Word filtered down to the Iraqi troops that the Soviets were no longer friends. Top-secret U.S. cables from Baghdad report that at least one Soviet may have been murdered, and others were mistreated. Gorbachev became incensed and let Saddam know it, privately. There is one State Department school of thought that increasing Soviet anger about treatment of its citizens prompted Saddam to promise the release of all foreigners.
If Leonid Brezhnev had still been leader of the Soviet Union, the more than 3,000 Soviets taken hostage by Saddam Hussein could have kissed their homeland goodbye. But the new Soviet Union has a heart that it can now wear on its sleeve.
The old Soviet brass never shed tears, at least publicly, for comrades who were helpless in far-flung regions. When the chips were down against some unlucky soldier, spy, diplomat or bystander who fell into the wrong hands, Moscow typically took the hard line against appeasement or even negotiations.
It was ultimately more effective in staving off future acts of terrorism than was the Jimmy Carter approach of hand wringing or the Ronald Reagan approach of bartering. Soviet citizens have not been popular targets of terrorism, any more than a bratty child would be a prime candidate for kidnapping.
The cold approach fit with America's preconceived notion of the Soviet mind-set -- "It's a hard-knock life." If there was any wailing about Soviet losses -- whether it was thousands of soldiers in Afghanistan or one obscure target of an assassination -- the Western world didn't hear the cries.
For decades, Soviets were not allowed to acknowledge, let alone mourn, how their nation was ravaged by World War II and brutalized by Joseph Stalin. Now that they are allowed to humanize the dead, the Soviets can openly value the living too.
Now, with glasnost in full bloom, the Soviets are expressing themselves in ways that Americans take for granted. Doubtless, it has been there all along, just hidden from the outside world and separated from the stuff of policy-making.

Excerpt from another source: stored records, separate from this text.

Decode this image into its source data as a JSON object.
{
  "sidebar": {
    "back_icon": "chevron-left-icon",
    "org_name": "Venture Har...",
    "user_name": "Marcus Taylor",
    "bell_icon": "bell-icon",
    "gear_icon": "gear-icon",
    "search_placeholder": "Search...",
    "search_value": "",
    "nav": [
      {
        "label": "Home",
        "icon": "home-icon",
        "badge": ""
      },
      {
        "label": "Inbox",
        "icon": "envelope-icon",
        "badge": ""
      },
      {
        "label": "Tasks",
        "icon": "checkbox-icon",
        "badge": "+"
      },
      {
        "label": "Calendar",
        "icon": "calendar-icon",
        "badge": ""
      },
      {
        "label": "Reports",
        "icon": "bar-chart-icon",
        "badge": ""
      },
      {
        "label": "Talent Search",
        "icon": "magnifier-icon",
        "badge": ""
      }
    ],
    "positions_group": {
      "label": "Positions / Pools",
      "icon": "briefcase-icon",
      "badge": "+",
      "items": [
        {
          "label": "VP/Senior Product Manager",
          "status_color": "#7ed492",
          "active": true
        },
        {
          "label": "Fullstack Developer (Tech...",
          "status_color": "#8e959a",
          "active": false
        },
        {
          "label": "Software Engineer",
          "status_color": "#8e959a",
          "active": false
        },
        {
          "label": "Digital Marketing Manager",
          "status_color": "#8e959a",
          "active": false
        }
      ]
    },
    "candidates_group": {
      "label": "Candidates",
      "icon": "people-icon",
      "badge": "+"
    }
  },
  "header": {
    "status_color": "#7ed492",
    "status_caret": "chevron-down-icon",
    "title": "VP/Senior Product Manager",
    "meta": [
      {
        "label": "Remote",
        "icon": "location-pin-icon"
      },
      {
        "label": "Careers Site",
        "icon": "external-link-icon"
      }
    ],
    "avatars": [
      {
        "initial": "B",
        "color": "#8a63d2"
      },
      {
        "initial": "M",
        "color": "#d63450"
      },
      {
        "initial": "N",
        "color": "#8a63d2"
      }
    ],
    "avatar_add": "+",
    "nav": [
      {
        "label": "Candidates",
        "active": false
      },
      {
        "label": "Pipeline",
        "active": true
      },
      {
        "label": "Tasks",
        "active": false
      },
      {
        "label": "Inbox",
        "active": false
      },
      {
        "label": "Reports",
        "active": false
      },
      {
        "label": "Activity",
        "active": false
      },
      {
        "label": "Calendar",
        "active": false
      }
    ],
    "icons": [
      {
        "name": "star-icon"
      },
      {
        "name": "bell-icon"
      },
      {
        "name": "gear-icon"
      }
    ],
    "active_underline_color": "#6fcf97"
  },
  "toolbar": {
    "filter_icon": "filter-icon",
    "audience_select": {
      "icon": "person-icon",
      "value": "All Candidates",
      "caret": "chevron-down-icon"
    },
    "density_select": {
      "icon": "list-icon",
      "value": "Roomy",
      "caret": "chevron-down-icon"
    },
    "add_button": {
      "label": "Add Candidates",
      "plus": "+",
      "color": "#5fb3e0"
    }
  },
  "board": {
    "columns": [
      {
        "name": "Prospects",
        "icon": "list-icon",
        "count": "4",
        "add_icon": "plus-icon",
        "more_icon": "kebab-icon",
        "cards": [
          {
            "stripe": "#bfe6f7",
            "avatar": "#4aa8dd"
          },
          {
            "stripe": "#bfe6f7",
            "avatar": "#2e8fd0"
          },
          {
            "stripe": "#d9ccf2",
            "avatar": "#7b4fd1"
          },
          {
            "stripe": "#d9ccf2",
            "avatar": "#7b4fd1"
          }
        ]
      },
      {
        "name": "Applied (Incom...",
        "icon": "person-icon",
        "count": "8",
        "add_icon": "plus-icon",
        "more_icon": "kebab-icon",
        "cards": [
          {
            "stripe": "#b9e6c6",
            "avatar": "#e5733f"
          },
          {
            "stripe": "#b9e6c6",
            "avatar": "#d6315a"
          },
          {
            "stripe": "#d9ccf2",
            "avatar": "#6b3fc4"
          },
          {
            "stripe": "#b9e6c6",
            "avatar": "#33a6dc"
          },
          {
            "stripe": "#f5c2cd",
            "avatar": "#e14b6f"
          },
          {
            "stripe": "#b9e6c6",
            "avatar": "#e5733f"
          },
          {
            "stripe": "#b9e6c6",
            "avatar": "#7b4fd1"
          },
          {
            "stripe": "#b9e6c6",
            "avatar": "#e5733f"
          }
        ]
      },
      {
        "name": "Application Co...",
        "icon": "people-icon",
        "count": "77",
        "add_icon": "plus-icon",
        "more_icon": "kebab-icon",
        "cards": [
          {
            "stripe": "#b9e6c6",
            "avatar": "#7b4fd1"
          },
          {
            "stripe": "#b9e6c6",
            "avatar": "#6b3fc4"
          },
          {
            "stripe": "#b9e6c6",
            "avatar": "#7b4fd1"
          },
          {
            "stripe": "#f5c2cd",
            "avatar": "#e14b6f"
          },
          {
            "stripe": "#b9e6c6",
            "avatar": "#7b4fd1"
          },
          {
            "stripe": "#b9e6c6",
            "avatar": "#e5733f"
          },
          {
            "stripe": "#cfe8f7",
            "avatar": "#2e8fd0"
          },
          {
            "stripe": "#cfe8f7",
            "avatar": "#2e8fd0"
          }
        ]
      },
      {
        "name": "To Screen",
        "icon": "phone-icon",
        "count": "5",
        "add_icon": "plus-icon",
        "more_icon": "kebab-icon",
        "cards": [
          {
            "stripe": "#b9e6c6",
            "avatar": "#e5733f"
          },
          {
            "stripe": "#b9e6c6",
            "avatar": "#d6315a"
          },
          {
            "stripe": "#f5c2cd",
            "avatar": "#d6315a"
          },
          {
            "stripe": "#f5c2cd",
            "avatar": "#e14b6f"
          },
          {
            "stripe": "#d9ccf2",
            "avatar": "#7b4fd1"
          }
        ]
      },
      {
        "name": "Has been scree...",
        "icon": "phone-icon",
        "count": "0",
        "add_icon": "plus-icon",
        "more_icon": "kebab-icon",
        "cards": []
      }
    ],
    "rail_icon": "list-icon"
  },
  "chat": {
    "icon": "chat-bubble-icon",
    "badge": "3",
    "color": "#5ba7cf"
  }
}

Now the new Soviet Union must be careful that it doesn't forget the lesson of Jimmy Carter -- that a nation can stand up for its individual hostages only if it does not allow its government and policy-making to be taken hostage too. If Saddam Hussein makes good on his promise to release all of his foreign "guests," the humane Soviet Union will have weathered its first real hostage test.